Ze kijkt naar de deur, of beter, naar naast de deur waar het pictogram met de vinger voor de mond staat. Oh ja, zegt ze. Was haar nog niet opgevallen.
“Maar wat ik wou vragen, zou je me willen waarschuwen als we in Utrecht zijn? Ik val zowat in slaap en ben bang dat ik mijn overstap mis.”
“Ja hoor, geen probleem. Waar ga je naar toe?”
Misschien niet de beste keus om een gesprek aan te knopen met iemand die in slaap aan het vallen is, maar ik doe het toch. Het ongelezen deel van de krant lijkt opeens schrikbarend dun en we zijn nog niet eens in Zwolle.
“Den Haag.”
“Maar dan hoef je toch niet over te stappen?”
“De ene keer wel, de andere keer niet. Ik weet nooit precies hoe laat welke trein komt.”
“Tja, dat zou ik je niet kunnen zeggen, maar deze gaat in ieder geval naar Den Haag.”
“Oh. Dat scheelt wel. Kan ik tenminste lekker blijven zitten. Dankjewel.”

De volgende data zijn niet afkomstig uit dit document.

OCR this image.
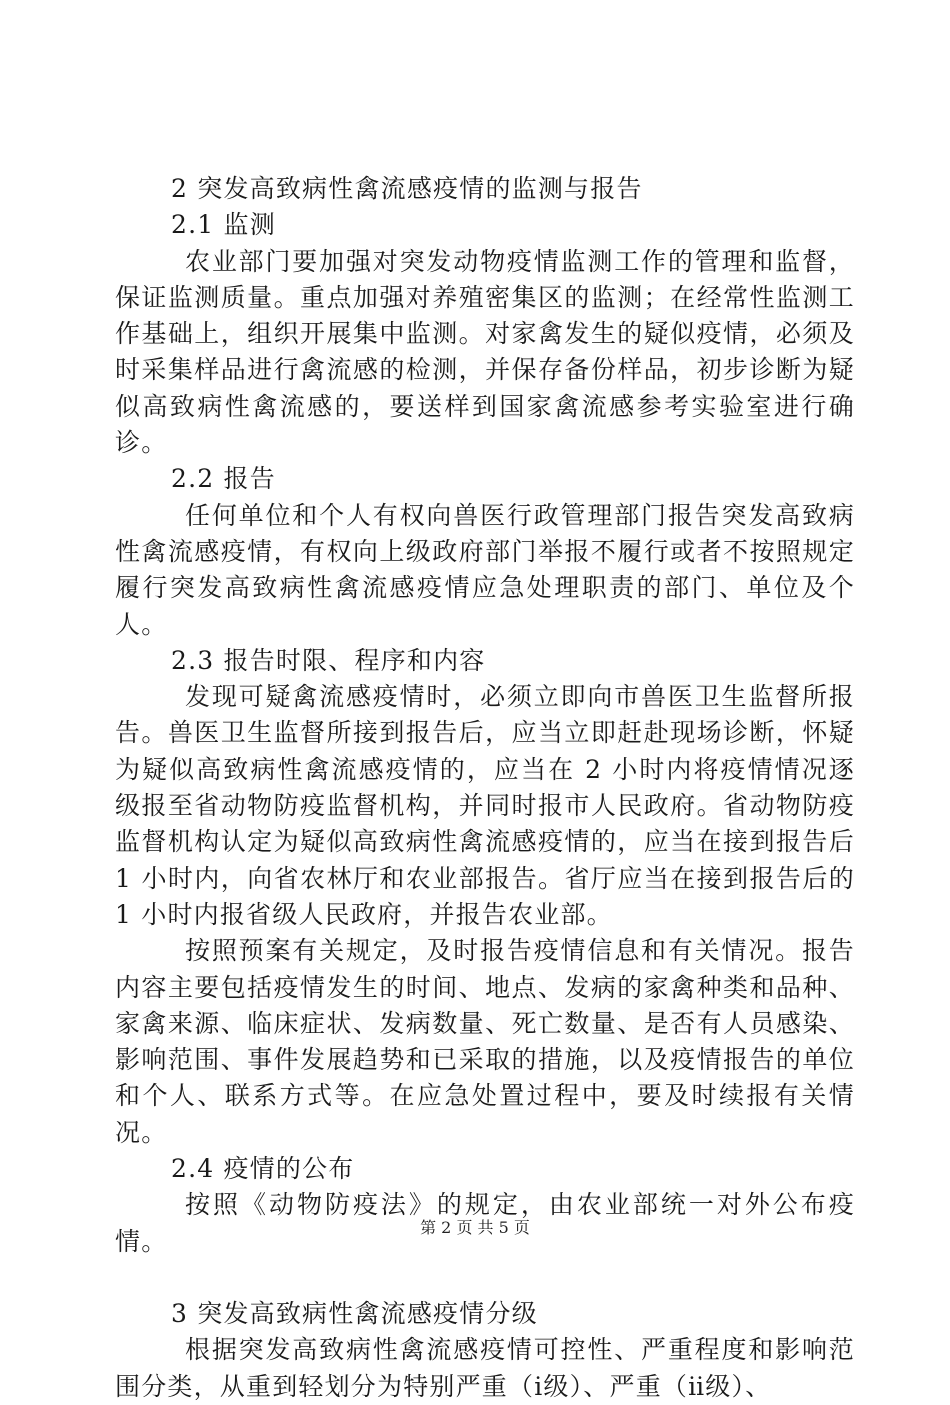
2 突发高致病性禽流感疫情的监测与报告

2.1 监测

农业部门要加强对突发动物疫情监测工作的管理和监督，保证监测质量。重点加强对养殖密集区的监测；在经常性监测工作基础上，组织开展集中监测。对家禽发生的疑似疫情，必须及时采集样品进行禽流感的检测，并保存备份样品，初步诊断为疑似高致病性禽流感的，要送样到国家禽流感参考实验室进行确诊。

2.2 报告

任何单位和个人有权向兽医行政管理部门报告突发高致病性禽流感疫情，有权向上级政府部门举报不履行或者不按照规定履行突发高致病性禽流感疫情应急处理职责的部门、单位及个人。

2.3 报告时限、程序和内容

发现可疑禽流感疫情时，必须立即向市兽医卫生监督所报告。兽医卫生监督所接到报告后，应当立即赶赴现场诊断，怀疑为疑似高致病性禽流感疫情的，应当在 2 小时内将疫情情况逐级报至省动物防疫监督机构，并同时报市人民政府。省动物防疫监督机构认定为疑似高致病性禽流感疫情的，应当在接到报告后 1 小时内，向省农林厅和农业部报告。省厅应当在接到报告后的 1 小时内报省级人民政府，并报告农业部。

按照预案有关规定，及时报告疫情信息和有关情况。报告内容主要包括疫情发生的时间、地点、发病的家禽种类和品种、家禽来源、临床症状、发病数量、死亡数量、是否有人员感染、影响范围、事件发展趋势和已采取的措施，以及疫情报告的单位和个人、联系方式等。在应急处置过程中，要及时续报有关情况。

2.4 疫情的公布

按照《动物防疫法》的规定，由农业部统一对外公布疫情。

3 突发高致病性禽流感疫情分级

根据突发高致病性禽流感疫情可控性、严重程度和影响范围分类，从重到轻划分为特别严重（ⅰ级）、严重（ⅱ级）、

第 2 页 共 5 页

En dan gaat ze terug naar haar plek. Heeft alweer meteen een comfortabele positie als ze neerkomt en legt haar hoofd tegen het raam om. Ogen dicht en weg lijkt het wel. Ik ga verder met mijn krant. Maar af en toe moet ik even naar links kijken. Ze heeft iets, ze vraagt aandacht. Ze is niet overmatig mooi, ze is niet het soort meisje waar ik op val en ze luistert naar van die vervelende top 40 eentonige drein-deuntjes waar ik niets mee heb. En toch moet ik af en toe kijken. En af en toe wordt zij wakker. Als ik het zie kijk ik snel weer in mijn krant, alsof ik de hele tijd zit te lezen. Dan gaat ze een beetje verliggen en slaapt verder. Ik zie Zwolle aankomen en vertrekken, probeer mijn krant te lezen en wordt steeds weer aangetrokken door het meisje dat daar ligt te slapen.

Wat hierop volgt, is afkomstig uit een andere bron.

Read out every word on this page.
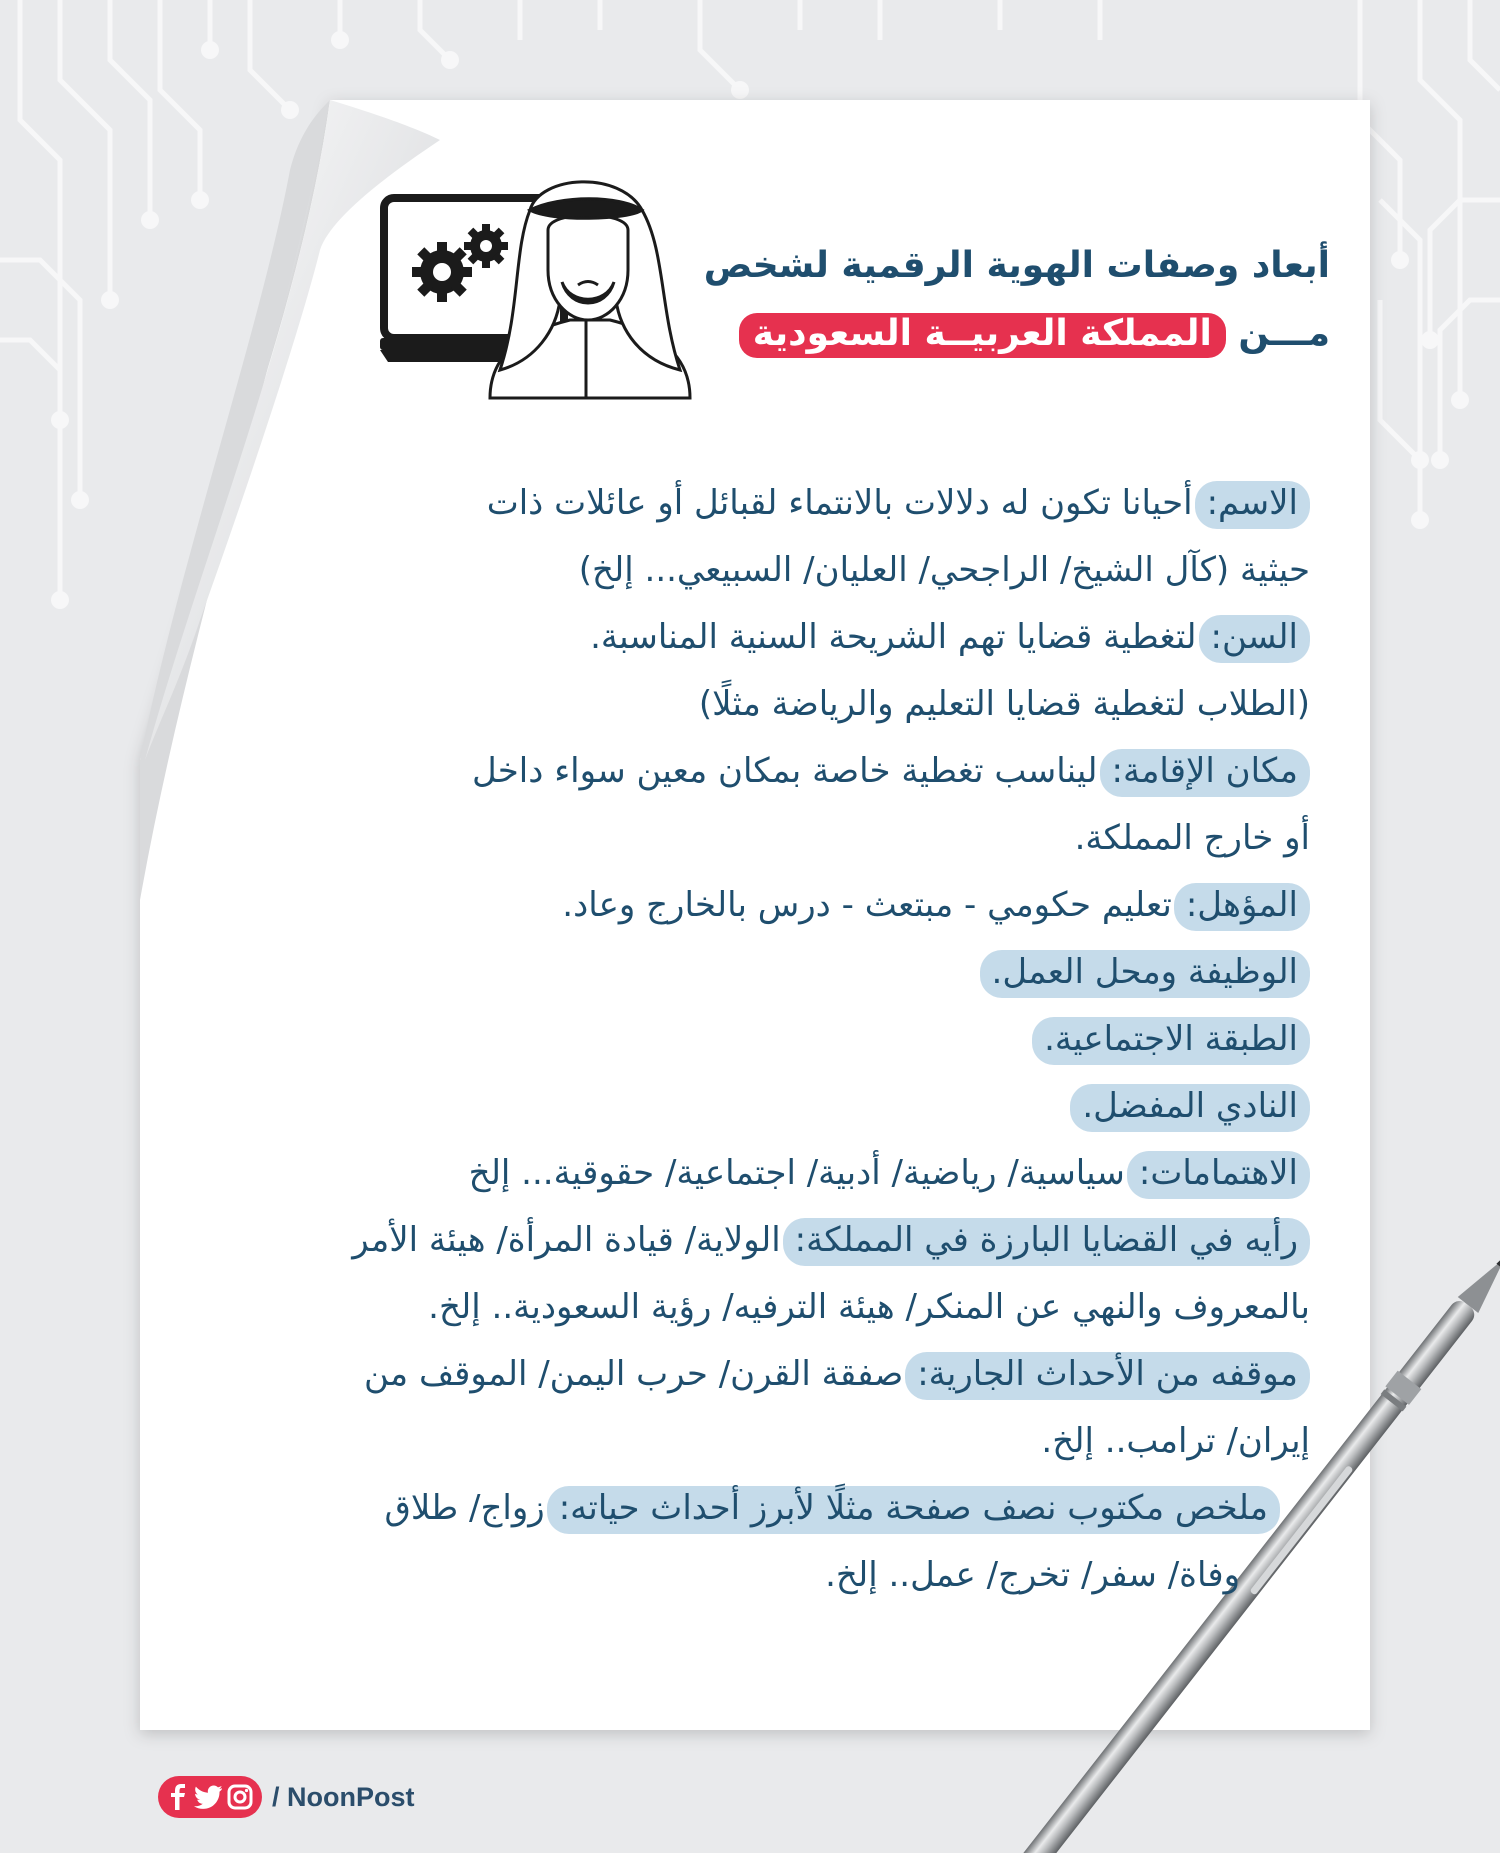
أبعاد وصفات الهوية الرقمية لشخص
مـــن المملكة العربيــة السعودية
الاسم:أحيانا تكون له دلالات بالانتماء لقبائل أو عائلات ذات
حيثية (كآل الشيخ/ الراجحي/ العليان/ السبيعي... إلخ)
السن:لتغطية قضايا تهم الشريحة السنية المناسبة.
(الطلاب لتغطية قضايا التعليم والرياضة مثلًا)
مكان الإقامة:ليناسب تغطية خاصة بمكان معين سواء داخل
أو خارج المملكة.
المؤهل:تعليم حكومي - مبتعث - درس بالخارج وعاد.
الوظيفة ومحل العمل.
الطبقة الاجتماعية.
النادي المفضل.
الاهتمامات:سياسية/ رياضية/ أدبية/ اجتماعية/ حقوقية... إلخ
رأيه في القضايا البارزة في المملكة:الولاية/ قيادة المرأة/ هيئة الأمر
بالمعروف والنهي عن المنكر/ هيئة الترفيه/ رؤية السعودية.. إلخ.
موقفه من الأحداث الجارية:صفقة القرن/ حرب اليمن/ الموقف من
إيران/ ترامب.. إلخ.
ملخص مكتوب نصف صفحة مثلًا لأبرز أحداث حياته:زواج/ طلاق
وفاة/ سفر/ تخرج/ عمل.. إلخ.
/ NoonPost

Bijna bij Utrecht aangekomen sta ik op om alvast naar de deur te lopen. Als ik ben opgestaan en in het gangpad sta heb ik de neiging om even op haar schouder te tikken. Voordat ik doorheb wat ik doe kijkt ze me vragend aan. Ik weet niet wat ik zeggen moet en begin toch te praten. “We zijn in Utrecht. Je hebt nog 40 minuten om te slapen”. Ze glimlacht en zegt dankjewel. Als ik de deur uitstap sta ik precies in de rookzone. Ik besluit van de gelegenheid gebruik te maken en trek een vers pakje sigaretten open. Het vuur wordt mijn sigaret in getrokken en het beetje plastic en papier dat ik in mijn handen heb verdwijnt de prullenbak in. Terwijl ik me omdraai hoor ik het PFFRRT van de conducteur. Als de trein wegrijdt zie ik haar voorbijglijden. Ze zwaait kort en glimlacht. Een vage glimlach, onbestemd en niet goed te plaatsen.